Entertainment
Viola Davis leads the ensemble cast of Ma Rainey's Black Bottom.

Here's The Real-Life Story That Inspired 'Ma Rainey’s Black Bottom'

David Lee/Netflix

There's no question Ma Rainey's Black Bottom is one of the biggest Netflix movies of 2020. With stand-out performances from Hollywood stars like Viola Davis and the late Chadwick Boseman, the historical musical is bound to make a big splash come awards season. But viewers may be wondering, is Ma Rainey's Black Bottom based on a true story? Technically yes, but it's mostly based on a play.

In both the play and the new film, the story centers on the tensions that erupt between real-life performer Ma Rainey (played here by Davis), her band, and their controlling white studio managers during a Chicago recording session in 1927.

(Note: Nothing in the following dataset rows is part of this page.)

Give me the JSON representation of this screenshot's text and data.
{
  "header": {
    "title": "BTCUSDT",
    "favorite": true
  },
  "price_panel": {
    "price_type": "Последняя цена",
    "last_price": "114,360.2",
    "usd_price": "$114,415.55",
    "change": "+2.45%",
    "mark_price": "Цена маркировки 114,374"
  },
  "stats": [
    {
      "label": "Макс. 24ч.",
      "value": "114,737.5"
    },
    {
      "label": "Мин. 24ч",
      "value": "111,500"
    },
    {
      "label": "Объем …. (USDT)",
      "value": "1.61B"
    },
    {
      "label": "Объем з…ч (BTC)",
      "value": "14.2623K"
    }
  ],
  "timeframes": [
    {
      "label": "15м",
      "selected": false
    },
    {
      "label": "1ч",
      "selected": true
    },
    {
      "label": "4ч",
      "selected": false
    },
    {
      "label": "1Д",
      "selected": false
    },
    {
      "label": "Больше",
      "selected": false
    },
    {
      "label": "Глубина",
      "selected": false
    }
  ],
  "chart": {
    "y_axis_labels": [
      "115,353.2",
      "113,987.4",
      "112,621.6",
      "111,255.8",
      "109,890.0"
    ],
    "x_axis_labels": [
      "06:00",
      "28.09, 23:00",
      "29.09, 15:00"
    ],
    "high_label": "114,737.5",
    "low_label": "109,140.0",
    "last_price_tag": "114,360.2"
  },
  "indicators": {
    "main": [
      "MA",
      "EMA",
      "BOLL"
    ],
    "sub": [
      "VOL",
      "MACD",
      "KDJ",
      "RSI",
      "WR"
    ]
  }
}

Pulitzer Prize-winning playwright August Wilson was inspired to write the 1982 Ma Rainey's Black Bottom stage production after becoming captivated by the singer's musical legacy. Known as the "Mother of Blues," the artist's flashy stage presence and larger-than-life voice notably inspired other music greats such as Bessie Smith and Louis Armstrong. She also openly sang about her bisexuality and attraction to women in the early 20th century, making her a particularly important figure in LGBTQ+ music history.

Although Ma Rainey's recording contract with Paramount only lasted from 1923 to 1928, she transformed the blues genre by releasing over 100 songs during that time. In fact, according to the New York Times, she essentially pioneered the music style by combining elements of Southern Black folk music and vaudeville.

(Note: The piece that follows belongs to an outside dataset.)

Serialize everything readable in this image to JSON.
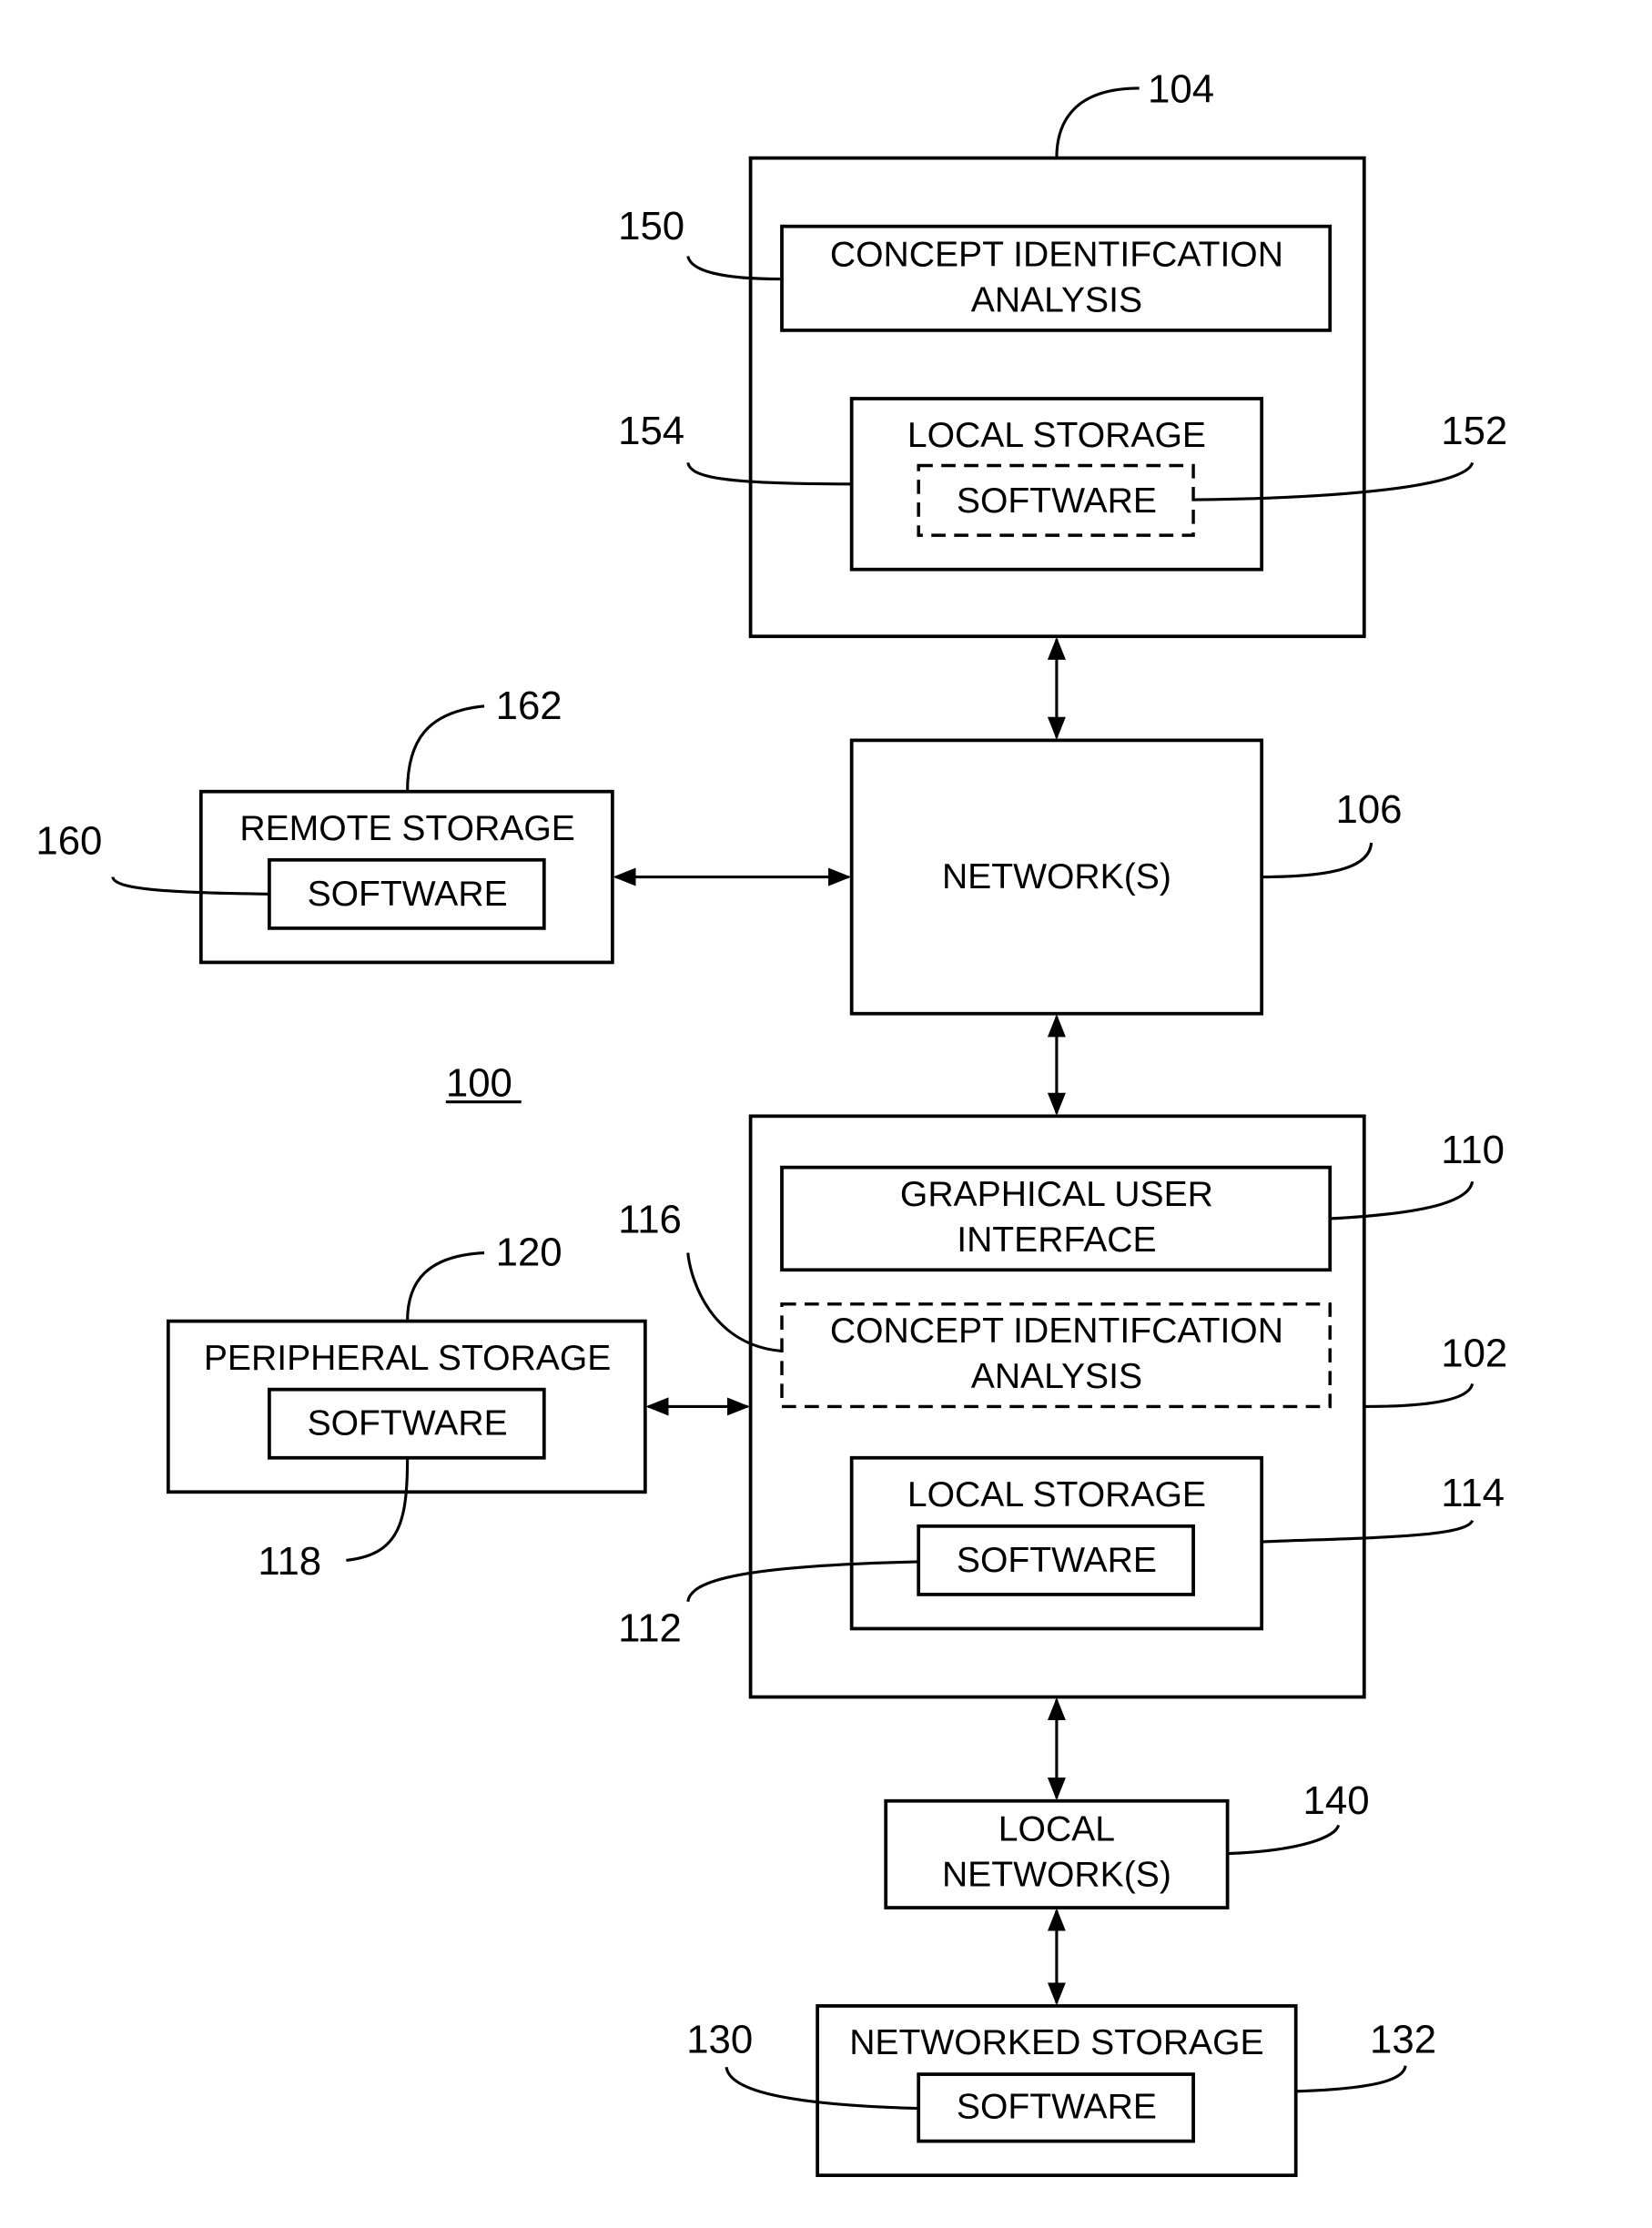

Wilson himself was intrigued by her contributions to blues music and the opportunities that it allotted to African American musicians.

"There was a nobility in the lives of Blacks in America which I didn't always see... After I discovered the blues, I began to look at the people in the [rooming] house a little bit differently than I had before," Wilson later wrote of his research into the genre.

Ma Rainey's Black Bottom was the sum of that research — the title "Black Bottom" is even inspired by the dance trend she inspired in the 1920s. Notably Wilson's first Broadway show, it delves into what it was like for a Black female musician to maintain autonomy over her art and career in the face of larger commercial forces — an issue artist of color in particular still deal with to this day.

"They don't care nothing about me. All they want is my voice," Rainey says at one point in the story, after her producer and manager accuse her of being a diva for protesting their demands. "Well, I done learned that, and they gonna treat me like I want to be treated no matter how much I hurt them."

Even though the singer was forced to contend with a lot as a Black woman making her way through the white, male-dominated music industry, this story reinforces how her groundbreaking point of view deserves to be spotlighted.

Fans of Wilson's work have more to look forward to, since Ma Rainey's Black Bottom producer Denzel Washington has a deal with Netflix to bring nine of the late writer's plays to Netflix as movies.

"I'm just here to take care of this man's work, put the best actors and directors around it, and to make the movies," Washington told CBS News.

As it turns out, celebrating Rainey's story is just the start.

Ma Rainey's Black Bottom is on Netflix now.